Personal anecdata: when I was learning programming, I was hit by 1 & 2 simultaneously, as I was using Java for doing algorithms. Figuring out the required nesting of StreamReader, BufferedReader, Scanner and StreamTokenizer was a pain. C++, with its std::cin >> value is much more beginner friendly in this respect.

10 Likes

FWIW, I also strongly support adding something like this. I think it should probably leave the FromStr::parse() call to the caller (should be easy enough to tack on, you won't always need it, and for learning purposes it's probably better to keep it orthogonal) and return a Result<String, io::Error> so that any error handling can be left to the caller as well.

1 Like

What are some examples of this?

I think it would be bad practice to, by default, condition beginners into ignoring errors. It would be a tough bad habit to unlearn.

As a former teacher of university programming lab sessions myself, I'd also like to point out that in beginners' programming exercises, it often is the point (or at least a part) of the task to parse the input.

Nonetheless, once the exercises level up from there, having to perform the same integer parsing over and over again can become annoying. So I'd welcome a function that provided similar functionality if it didn't ignore error handling.

I'm still not sure if std needs to contain it, though. Maybe a rand- or serde-like "blessed crate" would do the job.

Actually, many teachers of programming opt to write a sort of utility library specifically for introductory teaching purposes and they allow students to use it along with the standard library. This has the advantage that said library can be tailored to the specific methodology the teacher intends to follow.

2 Likes

That's a very good point. In my example API/implementation, my hope was that programming beginners don't even notice IO errors can happen and thus are not conditioned to ignore them. But I would agree the, for example, telling the beginners to write unwrap() in their code to deal with the error without thinking about it.

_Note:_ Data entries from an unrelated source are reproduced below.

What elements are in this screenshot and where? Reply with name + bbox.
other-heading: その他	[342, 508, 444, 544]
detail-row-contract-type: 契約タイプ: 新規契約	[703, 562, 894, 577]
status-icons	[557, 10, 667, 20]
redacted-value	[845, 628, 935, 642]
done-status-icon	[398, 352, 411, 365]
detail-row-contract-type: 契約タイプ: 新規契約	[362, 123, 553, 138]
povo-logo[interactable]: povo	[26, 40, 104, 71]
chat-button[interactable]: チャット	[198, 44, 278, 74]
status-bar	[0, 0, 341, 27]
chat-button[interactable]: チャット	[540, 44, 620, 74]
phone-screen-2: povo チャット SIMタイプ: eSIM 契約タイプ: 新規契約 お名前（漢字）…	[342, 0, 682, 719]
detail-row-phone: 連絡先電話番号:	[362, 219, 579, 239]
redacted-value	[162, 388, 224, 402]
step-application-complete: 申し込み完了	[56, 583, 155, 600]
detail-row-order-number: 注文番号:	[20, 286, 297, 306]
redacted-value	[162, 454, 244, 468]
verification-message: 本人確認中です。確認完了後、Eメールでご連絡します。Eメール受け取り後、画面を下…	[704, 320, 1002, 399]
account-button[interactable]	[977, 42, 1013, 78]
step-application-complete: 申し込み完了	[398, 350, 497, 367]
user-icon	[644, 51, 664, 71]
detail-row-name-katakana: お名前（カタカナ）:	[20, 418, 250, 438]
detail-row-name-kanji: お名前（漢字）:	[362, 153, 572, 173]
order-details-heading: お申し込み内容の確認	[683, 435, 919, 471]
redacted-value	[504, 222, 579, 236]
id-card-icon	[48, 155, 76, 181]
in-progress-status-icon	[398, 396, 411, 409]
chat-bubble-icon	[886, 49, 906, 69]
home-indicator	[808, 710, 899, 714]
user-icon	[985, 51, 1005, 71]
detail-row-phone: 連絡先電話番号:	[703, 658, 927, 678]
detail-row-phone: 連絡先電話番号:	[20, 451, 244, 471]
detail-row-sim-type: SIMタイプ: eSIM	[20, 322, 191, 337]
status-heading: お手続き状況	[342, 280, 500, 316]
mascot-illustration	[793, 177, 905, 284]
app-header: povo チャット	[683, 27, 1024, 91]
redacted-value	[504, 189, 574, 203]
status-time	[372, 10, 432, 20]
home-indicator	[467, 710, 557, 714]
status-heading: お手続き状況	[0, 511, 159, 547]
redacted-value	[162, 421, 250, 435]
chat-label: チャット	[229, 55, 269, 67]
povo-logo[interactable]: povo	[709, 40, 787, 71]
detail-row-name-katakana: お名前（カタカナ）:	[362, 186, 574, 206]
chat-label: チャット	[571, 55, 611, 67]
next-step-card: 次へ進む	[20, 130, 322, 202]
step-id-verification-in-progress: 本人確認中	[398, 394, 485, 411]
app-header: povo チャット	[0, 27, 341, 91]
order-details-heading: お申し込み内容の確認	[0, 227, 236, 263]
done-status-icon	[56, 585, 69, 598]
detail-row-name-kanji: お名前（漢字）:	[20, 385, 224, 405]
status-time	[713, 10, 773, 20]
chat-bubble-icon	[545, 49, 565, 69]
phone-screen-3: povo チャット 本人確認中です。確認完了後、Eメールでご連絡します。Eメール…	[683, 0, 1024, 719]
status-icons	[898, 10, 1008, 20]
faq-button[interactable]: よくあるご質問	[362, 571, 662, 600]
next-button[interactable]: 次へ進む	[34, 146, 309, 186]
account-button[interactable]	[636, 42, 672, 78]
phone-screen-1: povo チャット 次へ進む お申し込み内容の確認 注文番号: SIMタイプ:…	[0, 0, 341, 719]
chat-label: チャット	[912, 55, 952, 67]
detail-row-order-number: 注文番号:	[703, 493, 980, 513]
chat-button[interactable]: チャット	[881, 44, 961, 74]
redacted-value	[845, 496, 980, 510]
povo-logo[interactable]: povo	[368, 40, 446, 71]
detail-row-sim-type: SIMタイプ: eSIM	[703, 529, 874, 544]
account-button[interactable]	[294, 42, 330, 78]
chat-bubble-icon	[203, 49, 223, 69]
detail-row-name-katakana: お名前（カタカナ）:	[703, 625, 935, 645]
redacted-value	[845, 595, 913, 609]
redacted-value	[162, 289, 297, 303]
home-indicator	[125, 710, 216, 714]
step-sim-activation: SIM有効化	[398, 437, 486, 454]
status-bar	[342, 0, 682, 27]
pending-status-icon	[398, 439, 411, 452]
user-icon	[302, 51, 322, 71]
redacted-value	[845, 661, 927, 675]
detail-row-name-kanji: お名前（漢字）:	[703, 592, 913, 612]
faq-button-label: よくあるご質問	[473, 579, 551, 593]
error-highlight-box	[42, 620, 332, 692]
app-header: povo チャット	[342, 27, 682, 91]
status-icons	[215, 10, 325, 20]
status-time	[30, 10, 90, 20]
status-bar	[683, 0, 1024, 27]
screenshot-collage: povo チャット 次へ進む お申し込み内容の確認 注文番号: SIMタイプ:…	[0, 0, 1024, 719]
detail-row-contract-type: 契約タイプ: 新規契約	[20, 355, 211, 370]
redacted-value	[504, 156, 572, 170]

That's also what was done in the introductory courses I was part of. The advantage of being able to tailor the helper library to the programming course is huge, of course. It also is an argument against including such a super-beginner function in the standard library, as most courses would use their own function anyway.


But there seem to be some people who would like to see more features in std to make reading from stdin easier. Not something "super simple for beginners" as I proposed, but a proper API that is a bit harder to use, but more flexible.

For this, we should probably take a look at the three crates I mentioned in the first post. With this new perspective on things, I might try to come up with an initial design for an API that would fit std in the coming days.

Thanks again everyone for your insightful comments!

1 Like

I feel like IO is the least of Rust's problems if you don't have crates. Calling .next().unwrap().parse() on a SplitWhitespace isn't beautiful, but it's way less of a just-type-it-out problem for challenges than not having regex::Regex or not having num::BigInt.

That said, maybe there's a place for something like fs::read_to_string for Stdin, or some kind of .tokens() like there's .lines() (though that's arguably better called unicode_segmentation...)

1 Like

Hm, I've never seen a "classroom" algorithm's challenge that requires a regex (or other fancy crates). BigInt is definitely is required for some tasks, but reading the input is required for all tasks. That is, I agree that inventing your own input is much simpler than inventing your own big int, but, if we weight it by the relative frequency, I still personally find the input to be the bigger problem.